DONIPHAN — On a gray Sunday afternoon, the community surrounding Doniphan came together to celebrate Mass and enjoy a potluck at St. John the Baptist Church/Oratory.

But they were celebrating a considerable community achievement as well: the very church in which they stood. Three years ago, St. John Church sat in near ruin, with a leaking roof, a crumbling ceiling and heavily damaged floors and walls.

Today, on its 150th anniversary, the church is pristine. Crumbling walls have been replastered, damaged art has been restored and the roof and ceiling have been replaced.

But it did not get that way overnight.

There had been interest in renovating the dilapidated church since the early 2000s, but it was not until the summer of 2014 that area local David Stecher set plans into motion.

He formed the Friends of St. John’s Oratory, a group of community members dedicated to seeing the church restored. Donations were collected not only from locals, but from people around the country with connections to St. John.

With their contributions, the Friends were able to pay contractors for much of the specialized work that needed to be done as well as provide materials for work that was done entirely by volunteers.

Some of these volunteers included an enterprising group of Benedictine College students, led by James Sowinski. Sowinski, a recent graduate, stumbled upon the church while driving around the countryside one day.

He asked Father Meinrad Miller of St. Benedict’s Abbey in Atchison about it, and was put in contact with the Friends.

Before long, he and other students became part of the project. Miriam Walski created a mosaic that is now inlaid on the front step of the building, and Maddy Stella restored the statue of Jesus that stands behind the altar.

Many other students spent hours sanding, scraping, painting, doing plasterwork and more.

Mass has been celebrated at St. John a few times in recent years, but this is the first time since the renovation has been largely completed.

Opened in 1867, St.
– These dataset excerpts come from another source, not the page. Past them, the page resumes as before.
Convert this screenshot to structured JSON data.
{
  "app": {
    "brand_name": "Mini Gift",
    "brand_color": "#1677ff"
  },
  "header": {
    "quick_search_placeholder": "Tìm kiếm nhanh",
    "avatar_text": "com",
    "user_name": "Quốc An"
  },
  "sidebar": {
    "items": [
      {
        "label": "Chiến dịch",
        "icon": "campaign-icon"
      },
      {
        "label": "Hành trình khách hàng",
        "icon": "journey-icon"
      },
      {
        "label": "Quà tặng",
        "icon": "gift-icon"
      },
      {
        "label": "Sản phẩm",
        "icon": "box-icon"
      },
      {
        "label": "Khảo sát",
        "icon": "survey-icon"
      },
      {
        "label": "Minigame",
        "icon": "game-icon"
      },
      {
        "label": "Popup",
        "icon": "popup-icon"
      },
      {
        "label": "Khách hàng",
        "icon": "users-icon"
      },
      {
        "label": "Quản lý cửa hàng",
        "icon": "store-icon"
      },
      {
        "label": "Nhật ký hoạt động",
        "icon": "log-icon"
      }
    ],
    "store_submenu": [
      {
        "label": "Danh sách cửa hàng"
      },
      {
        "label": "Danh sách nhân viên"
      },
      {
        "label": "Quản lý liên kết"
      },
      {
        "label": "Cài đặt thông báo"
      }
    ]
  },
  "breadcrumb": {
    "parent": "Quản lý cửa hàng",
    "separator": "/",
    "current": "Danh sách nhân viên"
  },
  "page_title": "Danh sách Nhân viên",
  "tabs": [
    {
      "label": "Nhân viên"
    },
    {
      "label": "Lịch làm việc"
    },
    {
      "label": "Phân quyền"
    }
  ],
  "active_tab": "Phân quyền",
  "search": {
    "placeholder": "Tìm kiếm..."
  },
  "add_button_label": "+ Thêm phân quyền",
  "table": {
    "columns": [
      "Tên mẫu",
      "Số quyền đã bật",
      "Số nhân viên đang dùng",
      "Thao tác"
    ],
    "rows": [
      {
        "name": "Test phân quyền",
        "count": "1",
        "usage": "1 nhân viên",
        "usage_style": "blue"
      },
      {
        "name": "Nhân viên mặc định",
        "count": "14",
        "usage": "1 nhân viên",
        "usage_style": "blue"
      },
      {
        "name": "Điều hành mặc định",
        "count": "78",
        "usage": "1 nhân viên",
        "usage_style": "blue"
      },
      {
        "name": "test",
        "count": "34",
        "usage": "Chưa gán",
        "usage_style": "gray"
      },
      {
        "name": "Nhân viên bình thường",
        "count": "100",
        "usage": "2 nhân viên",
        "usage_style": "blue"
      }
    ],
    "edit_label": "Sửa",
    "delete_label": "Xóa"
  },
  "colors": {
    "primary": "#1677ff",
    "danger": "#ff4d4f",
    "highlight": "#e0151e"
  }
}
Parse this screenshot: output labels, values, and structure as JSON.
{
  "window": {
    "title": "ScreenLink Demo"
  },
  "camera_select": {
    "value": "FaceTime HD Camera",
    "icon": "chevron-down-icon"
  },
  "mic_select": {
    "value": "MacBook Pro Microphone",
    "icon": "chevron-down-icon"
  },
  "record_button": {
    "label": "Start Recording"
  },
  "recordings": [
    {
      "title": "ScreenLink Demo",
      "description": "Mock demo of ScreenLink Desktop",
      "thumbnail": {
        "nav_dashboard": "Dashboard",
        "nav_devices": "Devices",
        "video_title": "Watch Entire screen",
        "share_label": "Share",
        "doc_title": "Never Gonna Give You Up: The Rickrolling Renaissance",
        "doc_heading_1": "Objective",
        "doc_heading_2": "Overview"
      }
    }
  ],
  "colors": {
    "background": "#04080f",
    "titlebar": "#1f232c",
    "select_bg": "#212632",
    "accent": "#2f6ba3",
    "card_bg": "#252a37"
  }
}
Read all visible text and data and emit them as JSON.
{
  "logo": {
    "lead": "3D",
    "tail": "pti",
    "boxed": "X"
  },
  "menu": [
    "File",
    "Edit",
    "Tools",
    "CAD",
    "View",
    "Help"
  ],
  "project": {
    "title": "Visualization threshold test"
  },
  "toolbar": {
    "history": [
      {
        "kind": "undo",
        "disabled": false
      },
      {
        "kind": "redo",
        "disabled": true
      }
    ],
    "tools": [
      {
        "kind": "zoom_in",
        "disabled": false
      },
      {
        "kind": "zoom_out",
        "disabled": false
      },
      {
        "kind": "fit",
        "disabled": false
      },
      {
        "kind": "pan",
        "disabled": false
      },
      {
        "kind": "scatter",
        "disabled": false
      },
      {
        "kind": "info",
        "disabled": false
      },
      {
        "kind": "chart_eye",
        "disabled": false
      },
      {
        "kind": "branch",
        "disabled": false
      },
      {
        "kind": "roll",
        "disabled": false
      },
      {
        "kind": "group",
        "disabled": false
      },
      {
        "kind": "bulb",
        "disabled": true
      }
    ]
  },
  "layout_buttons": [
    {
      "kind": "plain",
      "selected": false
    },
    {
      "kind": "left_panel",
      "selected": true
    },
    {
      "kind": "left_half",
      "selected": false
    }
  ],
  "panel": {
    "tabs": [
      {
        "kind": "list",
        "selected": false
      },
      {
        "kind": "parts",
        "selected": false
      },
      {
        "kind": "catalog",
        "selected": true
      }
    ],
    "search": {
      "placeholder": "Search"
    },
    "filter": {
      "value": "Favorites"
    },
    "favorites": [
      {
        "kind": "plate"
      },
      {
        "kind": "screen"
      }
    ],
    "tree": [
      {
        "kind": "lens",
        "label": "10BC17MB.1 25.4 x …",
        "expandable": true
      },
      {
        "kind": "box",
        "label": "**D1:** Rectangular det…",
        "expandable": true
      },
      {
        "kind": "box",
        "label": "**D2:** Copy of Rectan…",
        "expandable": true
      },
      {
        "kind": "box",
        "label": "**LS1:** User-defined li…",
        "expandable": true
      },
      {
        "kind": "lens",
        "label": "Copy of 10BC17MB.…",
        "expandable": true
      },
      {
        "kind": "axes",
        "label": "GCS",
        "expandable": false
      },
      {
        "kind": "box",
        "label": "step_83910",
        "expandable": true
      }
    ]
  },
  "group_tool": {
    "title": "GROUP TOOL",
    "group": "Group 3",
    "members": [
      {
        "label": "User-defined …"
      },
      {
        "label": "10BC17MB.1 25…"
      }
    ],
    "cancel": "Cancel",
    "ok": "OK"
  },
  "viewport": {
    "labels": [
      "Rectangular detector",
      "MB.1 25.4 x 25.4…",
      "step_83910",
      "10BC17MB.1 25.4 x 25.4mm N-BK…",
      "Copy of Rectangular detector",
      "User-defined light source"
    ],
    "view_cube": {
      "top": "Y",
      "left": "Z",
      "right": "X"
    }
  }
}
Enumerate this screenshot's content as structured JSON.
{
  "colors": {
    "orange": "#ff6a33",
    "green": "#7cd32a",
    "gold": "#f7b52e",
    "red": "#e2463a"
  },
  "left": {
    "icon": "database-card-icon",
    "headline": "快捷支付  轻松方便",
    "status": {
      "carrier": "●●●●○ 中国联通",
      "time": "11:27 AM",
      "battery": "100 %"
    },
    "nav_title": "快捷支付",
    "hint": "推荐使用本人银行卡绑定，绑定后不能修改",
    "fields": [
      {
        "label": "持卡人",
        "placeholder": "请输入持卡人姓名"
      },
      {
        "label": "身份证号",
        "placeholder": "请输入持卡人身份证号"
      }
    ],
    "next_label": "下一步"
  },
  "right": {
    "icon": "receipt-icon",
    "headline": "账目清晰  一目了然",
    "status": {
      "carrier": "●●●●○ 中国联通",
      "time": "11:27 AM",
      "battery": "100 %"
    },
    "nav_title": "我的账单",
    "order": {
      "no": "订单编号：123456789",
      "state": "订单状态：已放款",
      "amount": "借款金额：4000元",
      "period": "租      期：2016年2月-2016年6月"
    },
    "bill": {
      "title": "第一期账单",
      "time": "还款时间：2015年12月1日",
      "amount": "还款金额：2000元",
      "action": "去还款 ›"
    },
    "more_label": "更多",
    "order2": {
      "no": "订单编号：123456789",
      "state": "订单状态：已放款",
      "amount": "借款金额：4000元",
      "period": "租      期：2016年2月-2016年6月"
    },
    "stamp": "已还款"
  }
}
John Church served as the original home parish of Father Henry Lemke and the Benedictine monks that now reside in Atchison.

“This is where the abbey and the college were founded,” said Abbot James Albers. “It’s an important sign of the dedication of the faithful and the monks that came before us and raised it up as a place of faith in Doniphan.”

When the parish could no longer support itself as an independent community, St. John was designated “an oratory in connection with the abbey,” said Abbot James.

It remained in service to the community until 1991, when it fell into disrepair and went unused.

But its impact on the community remained.

That was made clear in a slideshow presentation about the history of the church, including many family photos from decades past.

Sowinski led the presentation, but did not have to narrate it.

“That was my first Communion class!” one audience member proclaimed.

Others soon followed:

“That was my wedding!”

“He was my favorite priest!”

With baptisms, weddings, first Communions and countless other community events, the church’s impact was abundantly clear.

This project was not so much about simply fixing a building as restoring an integral part of the community.

“It’s very emotional to see it done. It’s definitely been a labor of love,” said Tony Huss, one of the friends of St. John.

“It’s a blessing,” added another Friend, Mary Perkins. “And it’s not just a Catholic thing.” In fact, several non-Catholic community members were not only present at the day’s event, but helped with much of the project, recognizing what it meant to the larger Doniphan community.